Going to high school in an upper-middle class area of Northwest Indiana, extracurricular activities were abundant, the words football and high school were synonymous, and the graduation rate hovered around 95%. My teenage thoughts revolved mainly around my friends, whichever boy I liked, ways to trick my parents into borrowing one of their cars, and gymnastics. You know—the important stuff. I edited the school newspaper and wrote about things like homecoming, prom, and SATs. College was a given.
At Manual High School in Indianapolis where there is no football at all, teenage drama is very real with guns being fired, multiple in-school arrests, its very own police staff, and a graduation rate of 39%. Complete with students who think that’s normal.
In Searching for Hope, Indianapolis Star columnist Matthew Tully describes the time he spent at a low-income Indianapolis Public School as an investigative reporter who stirred an entire city with his weekly front page columns during the 2009-10 school year. The book is not a collection of the columns, but the story of Tully’s personal experience as he enters the lives of these high schoolers, administrators, teachers, counselors, and law enforcement officers.

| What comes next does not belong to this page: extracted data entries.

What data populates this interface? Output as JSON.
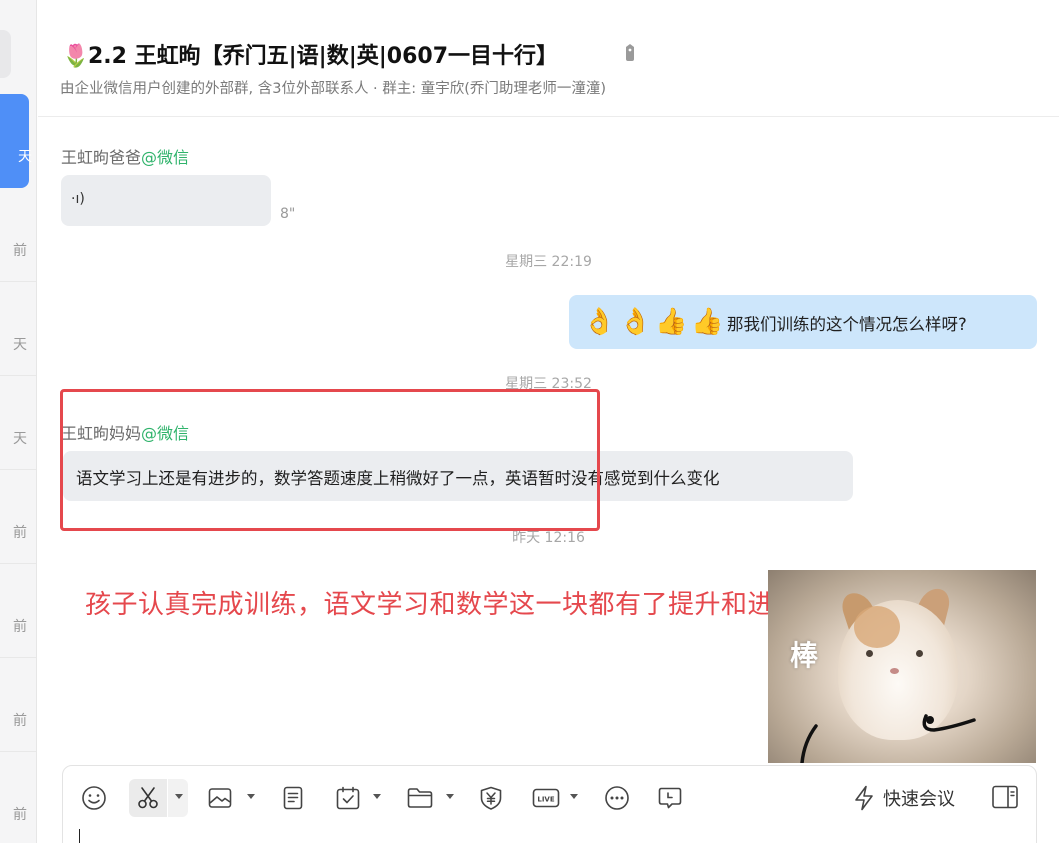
{
  "sidebar": {
    "items": [
      {
        "time": "天",
        "active": true
      },
      {
        "time": "前"
      },
      {
        "time": "天"
      },
      {
        "time": "天"
      },
      {
        "time": "前"
      },
      {
        "time": "前"
      },
      {
        "time": "前"
      },
      {
        "time": "前"
      }
    ]
  },
  "header": {
    "title_emoji": "🌷",
    "title": "2.2 王虹昫【乔门五|语|数|英|0607一目十行】",
    "subtitle": "由企业微信用户创建的外部群, 含3位外部联系人 · 群主: 童宇欣(乔门助理老师一潼潼)"
  },
  "messages": {
    "msg1": {
      "sender": "王虹昫爸爸",
      "source": "@微信",
      "voice_icon": "·ı)",
      "duration": "8\""
    },
    "ts1": "星期三 22:19",
    "msg2": {
      "emojis": [
        "👌",
        "👌",
        "👍",
        "👍"
      ],
      "text": "那我们训练的这个情况怎么样呀?"
    },
    "ts2": "星期三 23:52",
    "msg3": {
      "sender": "王虹昫妈妈",
      "source": "@微信",
      "text": "语文学习上还是有进步的，数学答题速度上稍微好了一点，英语暂时没有感觉到什么变化"
    },
    "ts3": "昨天 12:16",
    "annotation": "孩子认真完成训练，语文学习和数学这一块都有了提升和进步",
    "sticker_word": "棒"
  },
  "composer": {
    "quick_meeting": "快速会议",
    "tools": [
      "emoji-icon",
      "scissors-icon",
      "image-icon",
      "document-icon",
      "calendar-check-icon",
      "folder-icon",
      "yuan-icon",
      "live-icon",
      "more-icon",
      "chat-bubble-icon"
    ],
    "live_label": "LIVE"
  },
  "colors": {
    "accent": "#4f8ff7",
    "my_bubble": "#cde6fb",
    "their_bubble": "#ebedf0",
    "annotation_red": "#e5484d",
    "wechat_green": "#2fb36b"
  }
}
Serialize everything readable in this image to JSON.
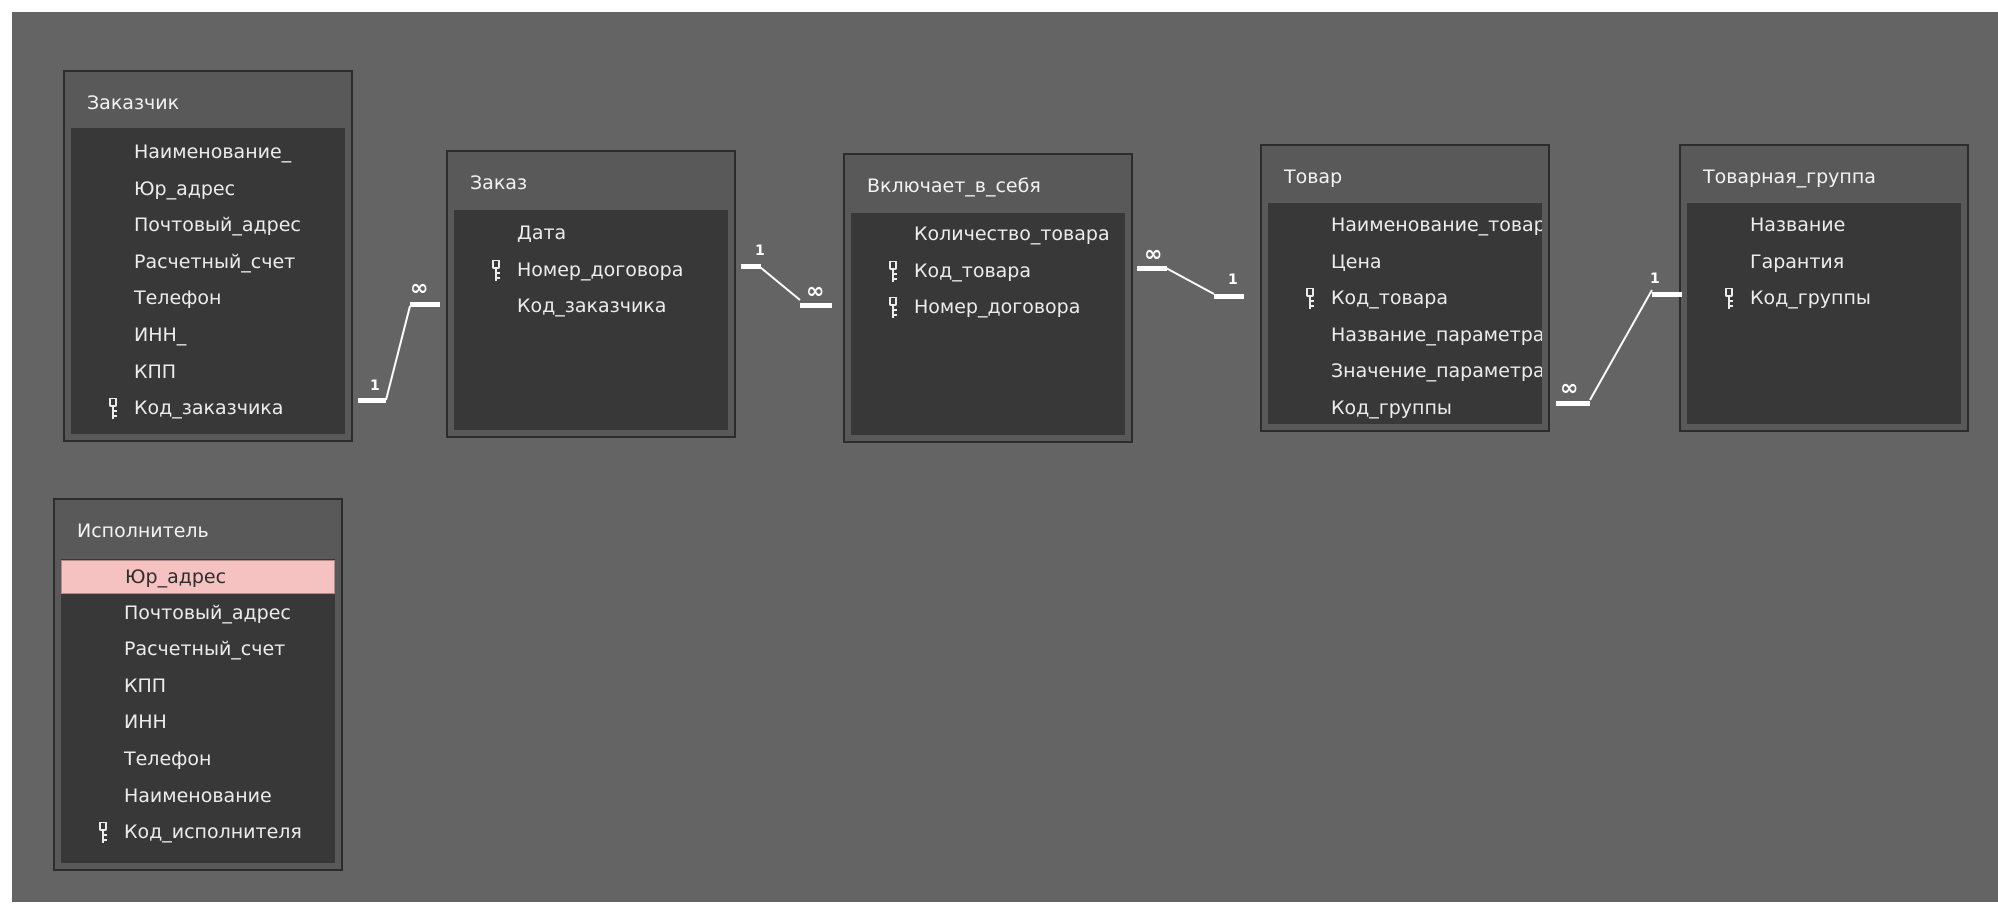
{
  "tables": {
    "customer": {
      "title": "Заказчик",
      "fields": [
        {
          "name": "Наименование_",
          "key": false
        },
        {
          "name": "Юр_адрес",
          "key": false
        },
        {
          "name": "Почтовый_адрес",
          "key": false
        },
        {
          "name": "Расчетный_счет",
          "key": false
        },
        {
          "name": "Телефон",
          "key": false
        },
        {
          "name": "ИНН_",
          "key": false
        },
        {
          "name": "КПП",
          "key": false
        },
        {
          "name": "Код_заказчика",
          "key": true
        }
      ]
    },
    "order": {
      "title": "Заказ",
      "fields": [
        {
          "name": "Дата",
          "key": false
        },
        {
          "name": "Номер_договора",
          "key": true
        },
        {
          "name": "Код_заказчика",
          "key": false
        }
      ]
    },
    "includes": {
      "title": "Включает_в_себя",
      "fields": [
        {
          "name": "Количество_товара",
          "key": false
        },
        {
          "name": "Код_товара",
          "key": true
        },
        {
          "name": "Номер_договора",
          "key": true
        }
      ]
    },
    "product": {
      "title": "Товар",
      "fields": [
        {
          "name": "Наименование_товара",
          "key": false
        },
        {
          "name": "Цена",
          "key": false
        },
        {
          "name": "Код_товара",
          "key": true
        },
        {
          "name": "Название_параметра",
          "key": false
        },
        {
          "name": "Значение_параметра",
          "key": false
        },
        {
          "name": "Код_группы",
          "key": false
        }
      ]
    },
    "product_group": {
      "title": "Товарная_группа",
      "fields": [
        {
          "name": "Название",
          "key": false
        },
        {
          "name": "Гарантия",
          "key": false
        },
        {
          "name": "Код_группы",
          "key": true
        }
      ]
    },
    "executor": {
      "title": "Исполнитель",
      "fields": [
        {
          "name": "Юр_адрес",
          "key": false,
          "selected": true
        },
        {
          "name": "Почтовый_адрес",
          "key": false
        },
        {
          "name": "Расчетный_счет",
          "key": false
        },
        {
          "name": "КПП",
          "key": false
        },
        {
          "name": "ИНН",
          "key": false
        },
        {
          "name": "Телефон",
          "key": false
        },
        {
          "name": "Наименование",
          "key": false
        },
        {
          "name": "Код_исполнителя",
          "key": true
        }
      ]
    }
  },
  "relationships": [
    {
      "from": "customer",
      "to": "order",
      "from_label": "1",
      "to_label": "∞"
    },
    {
      "from": "order",
      "to": "includes",
      "from_label": "1",
      "to_label": "∞"
    },
    {
      "from": "includes",
      "to": "product",
      "from_label": "∞",
      "to_label": "1"
    },
    {
      "from": "product",
      "to": "product_group",
      "from_label": "∞",
      "to_label": "1"
    }
  ],
  "colors": {
    "canvas": "#646464",
    "table_frame": "#595959",
    "field_list": "#383838",
    "selected_row": "#f5c1c1",
    "text": "#ececec",
    "line": "#ffffff"
  },
  "icons": {
    "primary_key": "key-icon"
  }
}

An identity-less student. An assembly-line mentality. A soon-to-be nationally renowned choir. Thousands of Star readers moved to donate almost $100,000. Administrators hunting down kids just to get state funding—not to educate them. These are just a few of the stories of desperation, inspiration, and hopelessness in this book.
Easy to read, yet not so easy to digest, Searching for Hope reads like fiction—but sadly is not. Highly recommended for general readers, book clubs, and those interested in education and educational policy alike, Searching for Hope will evoke a strong reaction from its readers.